From kc@ipn.caida.org Tue Mar 31 15:31:22 1998
Date: Tue, 31 Mar 1998 10:32:50 -0800
From: k claffy <kc@ipn.caida.org>
To: brad <bhuffake@sdsc.edu>
Subject: made some changes to dw's adds, can you replace?


I added paragraphs 2,3,4 and modified 5.

Data
--------------------

total number of HTTP requests.  

One restriction of the ``Planet Cache'' visualization
was that we could only show our direct neighbor caches (i.e.
the other caches which connect to ours), since we were 
limited to data generated from only our daily access logs.

With Plankton, however, we are able to see much more than
our direct neighbors.  
We modified Squid to log the X-Forwarded-For header 
from HTTP requests, which allows us to retain knowledge of 
the identity of our client's clients, and so on.  This header,
invented for Squid, lists the IP addresses of the requesting
client(s).  Each cache (optionally) appends the requesting
client's IP address to this list.  A cache administrator
may choose to not add its client's address, in which 
case the label `unknown' will appear instead.
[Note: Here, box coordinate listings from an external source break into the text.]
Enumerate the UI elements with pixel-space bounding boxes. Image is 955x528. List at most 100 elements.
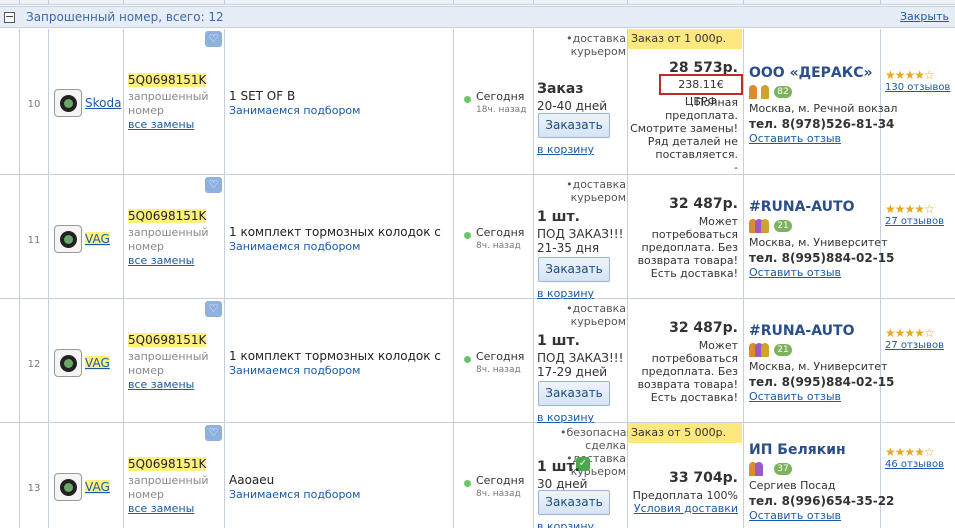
brand-link[interactable]: Skoda [85, 96, 121, 110]
row-number: 12 [27, 359, 41, 370]
article-number[interactable]: 5Q0698151K [128, 209, 207, 223]
column-divider [123, 29, 124, 174]
reviews-count-link[interactable]: 130 отзывов [885, 82, 950, 93]
seller-name[interactable]: #RUNA-AUTO [749, 199, 854, 215]
order-button[interactable]: Заказать [538, 381, 610, 406]
leave-review-link[interactable]: Оставить отзыв [749, 390, 841, 403]
seller-name[interactable]: ИП Белякин [749, 442, 846, 458]
part-selection-note[interactable]: Занимаемся подбором [229, 364, 360, 377]
add-to-cart-link[interactable]: в корзину [537, 143, 594, 156]
delivery-terms-link[interactable]: Условия доставки [630, 502, 738, 515]
seller-location: Москва, м. Университет [749, 360, 888, 373]
award-ribbon-icon [749, 85, 757, 99]
price-note: предоплата. [665, 109, 738, 122]
article-note: номер [128, 364, 164, 377]
price: 32 487р. [669, 196, 738, 212]
seller-phone: тел. 8(978)526-81-34 [749, 117, 895, 131]
rating-stars-icon: ★★★★☆ [885, 445, 935, 459]
article-note: номер [128, 488, 164, 501]
column-divider [453, 299, 454, 422]
column-divider [627, 175, 628, 298]
award-ribbon-icon [755, 462, 763, 476]
column-divider [743, 29, 744, 174]
all-replacements-link[interactable]: все замены [128, 378, 194, 391]
quantity: 1 шт. [537, 459, 580, 475]
column-divider [48, 175, 49, 298]
column-divider [533, 423, 534, 528]
seller-name[interactable]: #RUNA-AUTO [749, 323, 854, 339]
delivery-line: •доставка [566, 302, 626, 315]
rating-badge: 21 [774, 344, 792, 356]
order-button[interactable]: Заказать [538, 490, 610, 515]
price: 33 704р. [669, 470, 738, 486]
leave-review-link[interactable]: Оставить отзыв [749, 132, 841, 145]
collapse-toggle[interactable]: − [4, 11, 15, 23]
column-divider [453, 423, 454, 528]
leave-review-link[interactable]: Оставить отзыв [749, 509, 841, 522]
article-number[interactable]: 5Q0698151K [128, 73, 207, 87]
brand-link[interactable]: VAG [85, 356, 110, 370]
row-number: 10 [27, 99, 41, 110]
all-replacements-link[interactable]: все замены [128, 502, 194, 515]
favorite-heart-icon[interactable]: ♡ [205, 301, 222, 317]
order-button[interactable]: Заказать [538, 257, 610, 282]
quantity: 1 шт. [537, 209, 580, 225]
price-note: Может [698, 339, 738, 352]
price-note: возврата товара! [637, 378, 738, 391]
order-button[interactable]: Заказать [538, 113, 610, 138]
reviews-count-link[interactable]: 27 отзывов [885, 216, 944, 227]
part-selection-note[interactable]: Занимаемся подбором [229, 104, 360, 117]
car-brand-icon [60, 231, 77, 248]
price-note: Есть доставка! [650, 267, 738, 280]
all-replacements-link[interactable]: все замены [128, 118, 194, 131]
row-number: 11 [27, 235, 41, 246]
price-note: возврата товара! [637, 254, 738, 267]
price-note: предоплата. Без [641, 241, 738, 254]
part-description: 1 комплект тормозных колодок с [229, 225, 441, 239]
delivery-line: •безопасная [560, 426, 634, 439]
column-divider [123, 299, 124, 422]
add-to-cart-link[interactable]: в корзину [537, 520, 594, 528]
brand-logo-icon [54, 89, 82, 117]
reviews-count-link[interactable]: 46 отзывов [885, 459, 944, 470]
favorite-heart-icon[interactable]: ♡ [205, 31, 222, 47]
favorite-heart-icon[interactable]: ♡ [205, 177, 222, 193]
column-divider [743, 299, 744, 422]
seller-name[interactable]: ООО «ДЕРАКС» [749, 65, 873, 81]
part-selection-note[interactable]: Занимаемся подбором [229, 240, 360, 253]
brand-link[interactable]: VAG [85, 480, 110, 494]
column-divider [224, 299, 225, 422]
min-order-badge: Заказ от 5 000р. [628, 423, 742, 443]
seller-badges: 21 [749, 217, 809, 237]
delivery-line: •доставка [566, 178, 626, 191]
article-note: запрошенный [128, 90, 209, 103]
favorite-heart-icon[interactable]: ♡ [205, 425, 222, 441]
seller-badges: 37 [749, 460, 809, 480]
article-number[interactable]: 5Q0698151K [128, 457, 207, 471]
reviews-count-link[interactable]: 27 отзывов [885, 340, 944, 351]
article-note: номер [128, 104, 164, 117]
seller-location: Москва, м. Университет [749, 236, 888, 249]
seller-badges: 82 [749, 83, 809, 103]
price-note: Может [698, 215, 738, 228]
article-note: запрошенный [128, 350, 209, 363]
rating-stars-icon: ★★★★☆ [885, 68, 935, 82]
column-divider [224, 175, 225, 298]
row-number: 13 [27, 483, 41, 494]
close-group-link[interactable]: Закрыть [900, 10, 949, 23]
car-brand-icon [60, 355, 77, 372]
delivery-info: •доставка курьером [560, 302, 626, 328]
table-row: 13 VAG ♡ 5Q0698151K запрошенный номер все заме… [0, 423, 955, 528]
part-selection-note[interactable]: Занимаемся подбором [229, 488, 360, 501]
brand-link[interactable]: VAG [85, 232, 110, 246]
column-divider [533, 299, 534, 422]
quantity: 1 шт. [537, 333, 580, 349]
delivery-line: •доставка [566, 32, 626, 45]
lead-time: ПОД ЗАКАЗ!!! [537, 227, 624, 241]
leave-review-link[interactable]: Оставить отзыв [749, 266, 841, 279]
all-replacements-link[interactable]: все замены [128, 254, 194, 267]
column-divider [627, 299, 628, 422]
price-note: Полная [695, 96, 738, 109]
article-number[interactable]: 5Q0698151K [128, 333, 207, 347]
update-date: Сегодня [476, 474, 525, 487]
The first address in the X-Forwarded-For header is most
likely a Web browser (the end user).  Because we are only interested
in visualizing Web caches, not end user browsers, 
we remove the first address of every list.  Additionally, 
because Squid logs the X-Forwarded-For information
as received from the client, it does not include our 
cache's own IP address, so we append this latter address
to the list.

To create a complete view of the hierarchy, we combine 
data from all 7 NLANR caches, with resulting file sizes 
that range from 2 to 4 Mbytes, large enough to render download
times problematic.  These data sets also contain fully qualified domain
names (hostnames) of caches within the hierarchy.  We realize that many
people use Web proxies to achieve some level of anonynimity.  Thus, to
protect their privacy and identities, we only make smaller, filtered
versions of Plankton data available for public consumption.